Dingy and rusty, more than two thirds of lockers go unused

Elizabeth Posey & Sarah Sabawi, Art Director & Staff Writer

Many young students anticipate owning their first locker. Whether it be in middle or high school, the locker is widely considered a staple of American education. However, the charm of lockers fades quickly when students are confronted with the actual function of these storage spaces.

“It’s not exactly what I pictured high school looking like,” said junior Katia Yarkov. “I thought that lockers were always something that every high schooler had and they went to locker, they put everything inside and they’re just always hanging out around their lockers.”

Most schools, including Branham, have adopted a smaller, more compact style of locker — a far cry from the classic, tall design used in movies and television. In fact, many of the lockers at Branham are nonfunctional or in need of repair.

“(The lockers) are disgusting inside, broken down, and rusty,” said Susie Fleming, the bookroom secretary. “And as far as I know, there isn’t any immediate plan to clean them really well.” Fleming added that the combination locks replaced those with combinations built in, but they stopped functioning. “They created a mechanism that lifts up to release the door, or locks it, and even that mechanism is stuck,” she continued. “So they’re really broken down.” In a school of roughly 1,800 students, only 980 lockers are usable, and only 638 have been assigned to a student. That means that two-thirds of students at Branham don’t own a locker.

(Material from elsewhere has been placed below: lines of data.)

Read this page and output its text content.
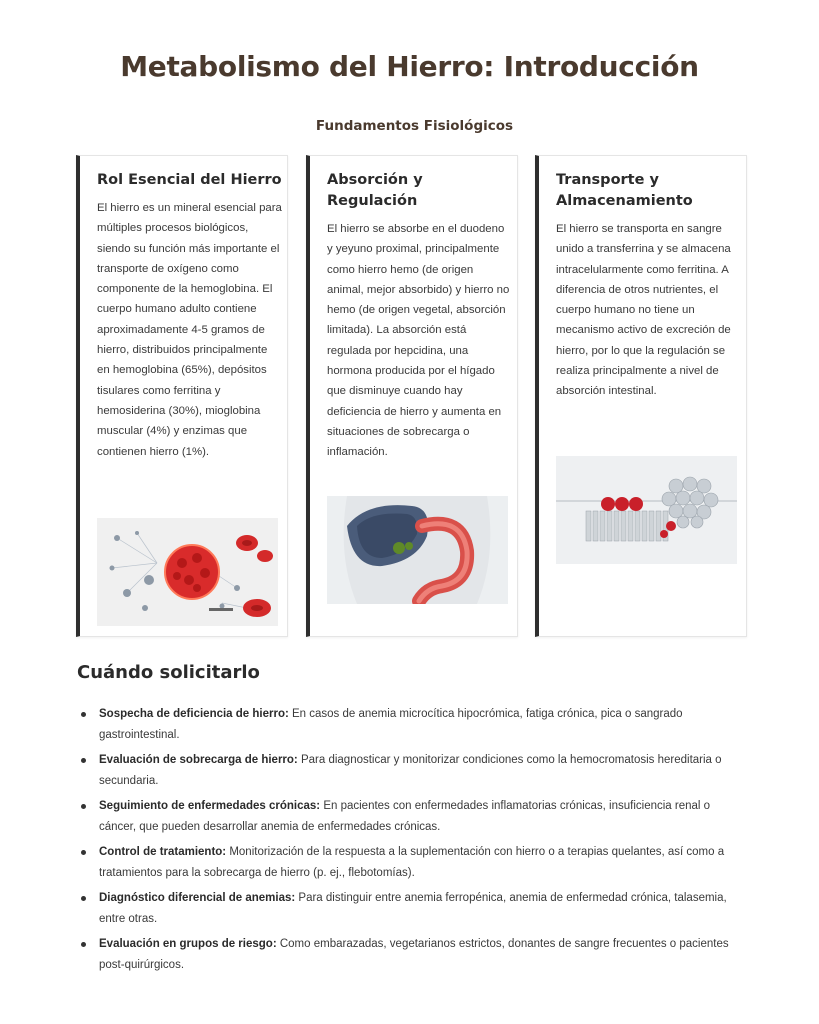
Metabolismo del Hierro: Introducción
Fundamentos Fisiológicos
Rol Esencial del Hierro

El hierro es un mineral esencial para múltiples procesos biológicos, siendo su función más importante el transporte de oxígeno como componente de la hemoglobina. El cuerpo humano adulto contiene aproximadamente 4-5 gramos de hierro, distribuidos principalmente en hemoglobina (65%), depósitos tisulares como ferritina y hemosiderina (30%), mioglobina muscular (4%) y enzimas que contienen hierro (1%).

Absorción y Regulación

El hierro se absorbe en el duodeno y yeyuno proximal, principalmente como hierro hemo (de origen animal, mejor absorbido) y hierro no hemo (de origen vegetal, absorción limitada). La absorción está regulada por hepcidina, una hormona producida por el hígado que disminuye cuando hay deficiencia de hierro y aumenta en situaciones de sobrecarga o inflamación.

Transporte y Almacenamiento

El hierro se transporta en sangre unido a transferrina y se almacena intracelularmente como ferritina. A diferencia de otros nutrientes, el cuerpo humano no tiene un mecanismo activo de excreción de hierro, por lo que la regulación se realiza principalmente a nivel de absorción intestinal.

Cuándo solicitarlo
Sospecha de deficiencia de hierro: En casos de anemia microcítica hipocrómica, fatiga crónica, pica o sangrado gastrointestinal.
Evaluación de sobrecarga de hierro: Para diagnosticar y monitorizar condiciones como la hemocromatosis hereditaria o secundaria.
Seguimiento de enfermedades crónicas: En pacientes con enfermedades inflamatorias crónicas, insuficiencia renal o cáncer, que pueden desarrollar anemia de enfermedades crónicas.
Control de tratamiento: Monitorización de la respuesta a la suplementación con hierro o a terapias quelantes, así como a tratamientos para la sobrecarga de hierro (p. ej., flebotomías).
Diagnóstico diferencial de anemias: Para distinguir entre anemia ferropénica, anemia de enfermedad crónica, talasemia, entre otras.
Evaluación en grupos de riesgo: Como embarazadas, vegetarianos estrictos, donantes de sangre frecuentes o pacientes post-quirúrgicos.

In the article “Schools and lockers: No longer the right combination,” the Washington Post suggests that the locker is disappearing into the realm of the obsolete. Many schools have even gotten rid of them all together. Students no longer use them as a conversation hub and a place to decorate with stickers and pictures of their crush. Instead, they are being used simply for their intended purpose — storage.

But some think that lockers aren’t going away any time soon.

“I think the trend is that lockers are being used less, but I don’t know about ‘obsolete’. There are enough clubs and activities on campus that when people have stuff that they can’t carry around, I think there will always be somewhat of a need,” said Fleming.